Careerfishing: The Résumé Inflation Game Nobody Wins
Companies Mentioned
Why It Matters
Resume inflation undermines hiring quality, inflates operational costs, and erodes trust between talent and employers, threatening overall market efficiency.
Key Takeaways
- •Indian job market sees widespread résumé embellishment.
- •Over‑inflated job ads drive candidates to exaggerate credentials.
- •Misrepresentation harms team performance and client trust.
- •Verification tools are improving but gaps remain.
- •LinkedIn and job portals reward keyword stuffing over accuracy.
Pulse Analysis
The rise of "careerfishing" reflects a structural mismatch between how talent is evaluated and how work is actually performed. In India, recruiters post idealised job ads that bundle deep technical expertise, cross‑functional leadership and years of experience into a single role—requirements that rarely exist in one candidate. Faced with automated keyword filters and high‑volume screening, job seekers strategically pad their résumés and LinkedIn profiles to align with these unrealistic expectations. This behavior is less a moral failing than a rational response to a system that rewards surface‑level alignment over genuine capability.
When inflated claims translate into real‑world performance gaps, the consequences ripple through organizations. Teams may need to compensate for missing expertise, project timelines stretch, and client confidence wanes if promised skills fail to materialise. Moreover, reputational damage can spread across professional networks, making future hiring more costly. While large enterprises and regulated sectors are tightening background checks, many firms still rely on lightweight verification, leaving a verification paradox where candidates gamble on the perceived laxity of scrutiny. The growing sophistication of data cross‑referencing, however, is gradually narrowing this safe harbor.
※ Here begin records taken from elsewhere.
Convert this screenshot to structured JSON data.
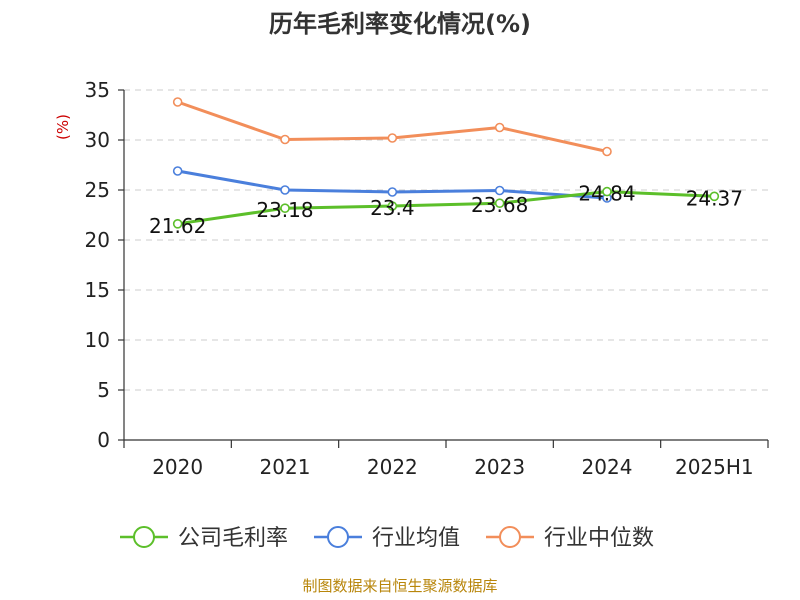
{
  "chart_data": {
    "type": "line",
    "title": "历年毛利率变化情况(%)",
    "ylabel": "(%)",
    "xlabel": "",
    "categories": [
      "2020",
      "2021",
      "2022",
      "2023",
      "2024",
      "2025H1"
    ],
    "ylim": [
      0,
      35
    ],
    "yticks": [
      "0",
      "5",
      "10",
      "15",
      "20",
      "25",
      "30",
      "35"
    ],
    "grid": true,
    "legend_position": "bottom",
    "series": [
      {
        "name": "公司毛利率",
        "color": "#5cbf2a",
        "values": [
          21.62,
          23.18,
          23.4,
          23.68,
          24.84,
          24.37
        ],
        "labels": [
          "21.62",
          "23.18",
          "23.4",
          "23.68",
          "24.84",
          "24.37"
        ]
      },
      {
        "name": "行业均值",
        "color": "#4a7fdc",
        "values": [
          26.9,
          25.0,
          24.8,
          24.95,
          24.2,
          null
        ]
      },
      {
        "name": "行业中位数",
        "color": "#f28e5a",
        "values": [
          33.8,
          30.05,
          30.2,
          31.25,
          28.85,
          null
        ]
      }
    ]
  },
  "source_text": "制图数据来自恒生聚源数据库"
}
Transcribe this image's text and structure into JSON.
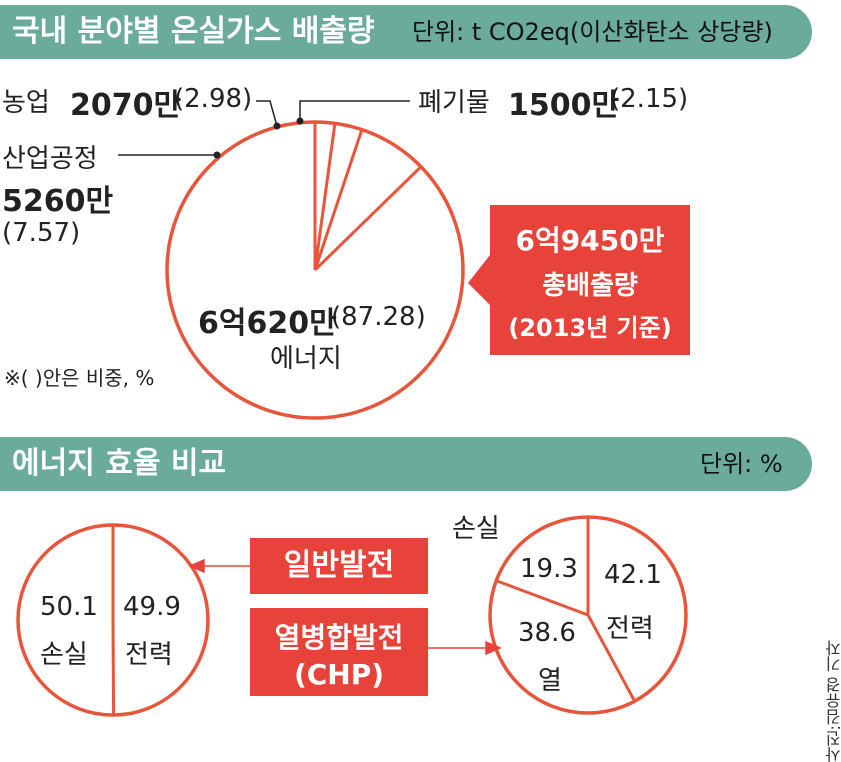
{
  "header1": {
    "title": "국내 분야별 온실가스 배출량",
    "unit": "단위: t CO2eq(이산화탄소 상당량)"
  },
  "header2": {
    "title": "에너지 효율 비교",
    "unit": "단위: %"
  },
  "labels": {
    "agri_name": "농업",
    "agri_value": "2070만",
    "agri_pct": "(2.98)",
    "waste_name": "폐기물",
    "waste_value": "1500만",
    "waste_pct": "(2.15)",
    "industry_name": "산업공정",
    "industry_value": "5260만",
    "industry_pct": "(7.57)",
    "energy_value": "6억620만",
    "energy_pct": "(87.28)",
    "energy_name": "에너지",
    "note": "※(   )안은 비중, %"
  },
  "total_box": {
    "line1": "6억9450만",
    "line2": "총배출량",
    "line3": "(2013년 기준)"
  },
  "efficiency": {
    "general_label": "일반발전",
    "chp_label1": "열병합발전",
    "chp_label2": "(CHP)",
    "left_loss_value": "50.1",
    "left_loss_name": "손실",
    "left_power_value": "49.9",
    "left_power_name": "전력",
    "right_loss_name": "손실",
    "right_loss_value": "19.3",
    "right_power_value": "42.1",
    "right_power_name": "전력",
    "right_heat_value": "38.6",
    "right_heat_name": "열"
  },
  "credit": "사진:김유경 기자",
  "colors": {
    "header": "#6aab9c",
    "accent": "#e8433a",
    "pie_stroke": "#e8553a"
  },
  "chart_data": [
    {
      "type": "pie",
      "title": "국내 분야별 온실가스 배출량",
      "unit": "t CO2eq",
      "categories": [
        "에너지",
        "산업공정",
        "농업",
        "폐기물"
      ],
      "values": [
        87.28,
        7.57,
        2.98,
        2.15
      ],
      "amounts": [
        "6억620만",
        "5260만",
        "2070만",
        "1500만"
      ],
      "total": "6억9450만"
    },
    {
      "type": "pie",
      "title": "일반발전",
      "categories": [
        "손실",
        "전력"
      ],
      "values": [
        50.1,
        49.9
      ]
    },
    {
      "type": "pie",
      "title": "열병합발전(CHP)",
      "categories": [
        "전력",
        "열",
        "손실"
      ],
      "values": [
        42.1,
        38.6,
        19.3
      ]
    }
  ]
}
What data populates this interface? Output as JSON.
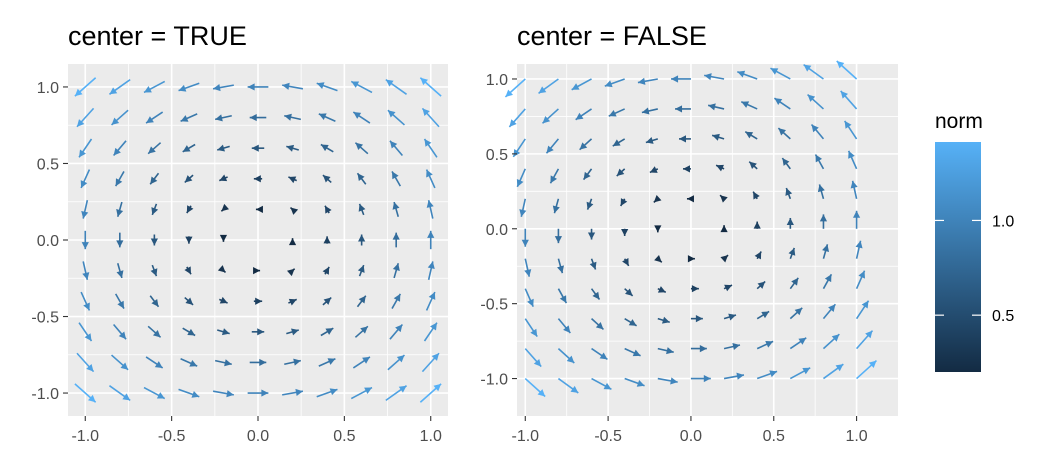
{
  "chart_data": [
    {
      "type": "vector-field",
      "title": "center = TRUE",
      "center": true,
      "field": "u = -y, v = x, arrows centered on grid points",
      "x": [
        -1.0,
        -0.8,
        -0.6,
        -0.4,
        -0.2,
        0.0,
        0.2,
        0.4,
        0.6,
        0.8,
        1.0
      ],
      "y": [
        -1.0,
        -0.8,
        -0.6,
        -0.4,
        -0.2,
        0.0,
        0.2,
        0.4,
        0.6,
        0.8,
        1.0
      ],
      "xlim": [
        -1.1,
        1.1
      ],
      "ylim": [
        -1.15,
        1.15
      ],
      "x_ticks": [
        "-1.0",
        "-0.5",
        "0.0",
        "0.5",
        "1.0"
      ],
      "y_ticks": [
        "1.0",
        "0.5",
        "0.0",
        "-0.5",
        "-1.0"
      ],
      "x_tick_values": [
        -1.0,
        -0.5,
        0.0,
        0.5,
        1.0
      ],
      "y_tick_values": [
        1.0,
        0.5,
        0.0,
        -0.5,
        -1.0
      ],
      "panel_background": "#ebebeb",
      "grid": true
    },
    {
      "type": "vector-field",
      "title": "center = FALSE",
      "center": false,
      "field": "u = -y, v = x, arrows starting at grid points",
      "x": [
        -1.0,
        -0.8,
        -0.6,
        -0.4,
        -0.2,
        0.0,
        0.2,
        0.4,
        0.6,
        0.8,
        1.0
      ],
      "y": [
        -1.0,
        -0.8,
        -0.6,
        -0.4,
        -0.2,
        0.0,
        0.2,
        0.4,
        0.6,
        0.8,
        1.0
      ],
      "xlim": [
        -1.05,
        1.25
      ],
      "ylim": [
        -1.25,
        1.1
      ],
      "x_ticks": [
        "-1.0",
        "-0.5",
        "0.0",
        "0.5",
        "1.0"
      ],
      "y_ticks": [
        "1.0",
        "0.5",
        "0.0",
        "-0.5",
        "-1.0"
      ],
      "x_tick_values": [
        -1.0,
        -0.5,
        0.0,
        0.5,
        1.0
      ],
      "y_tick_values": [
        1.0,
        0.5,
        0.0,
        -0.5,
        -1.0
      ],
      "panel_background": "#ebebeb",
      "grid": true
    }
  ],
  "legend": {
    "title": "norm",
    "placement": "right",
    "range": [
      0.2,
      1.414
    ],
    "breaks": [
      "1.0",
      "0.5"
    ],
    "break_values": [
      1.0,
      0.5
    ],
    "color_low": "#132b43",
    "color_high": "#56b1f7"
  }
}
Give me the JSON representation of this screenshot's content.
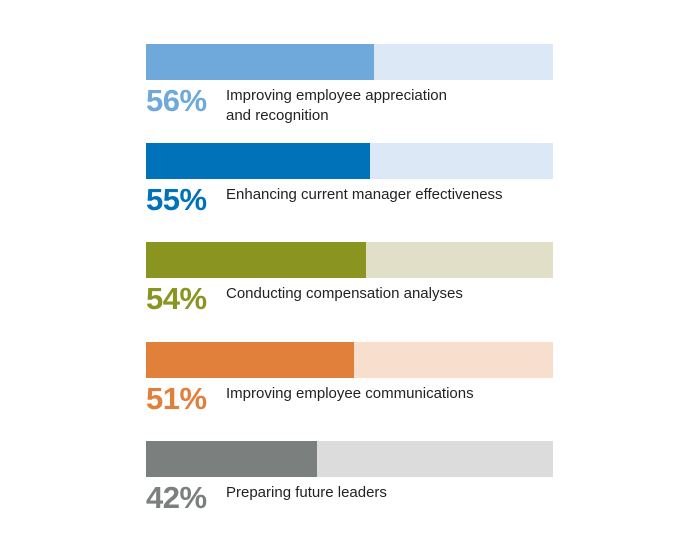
{
  "chart_data": {
    "type": "progress-bar",
    "categories": [
      "Improving employee appreciation\nand recognition",
      "Enhancing current manager effectiveness",
      "Conducting compensation analyses",
      "Improving employee communications",
      "Preparing future leaders"
    ],
    "values": [
      56,
      55,
      54,
      51,
      42
    ],
    "value_labels": [
      "56%",
      "55%",
      "54%",
      "51%",
      "42%"
    ],
    "colors": [
      "#6fa9dc",
      "#0072b9",
      "#8a9421",
      "#e0803b",
      "#7b7f7e"
    ],
    "track_colors": [
      "#dde8f6",
      "#dde8f6",
      "#e2dfc8",
      "#f8dfcd",
      "#dcdcdc"
    ],
    "xlim": [
      0,
      100
    ]
  }
}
Breaking the cycle requires a coordinated shift in incentives. Employers should craft job descriptions grounded in actual business needs, prioritising core competencies over aspirational checklists. Hiring processes need to move beyond keyword matching toward competency‑based assessments, practical simulations and deeper interview probing. At the same time, platforms like LinkedIn could recalibrate their algorithms to value demonstrated proficiency rather than keyword density. As verification tools become more accessible and consistent, authenticity will regain its strategic advantage, aligning candidate honesty with employer expectations and restoring trust in the hiring ecosystem.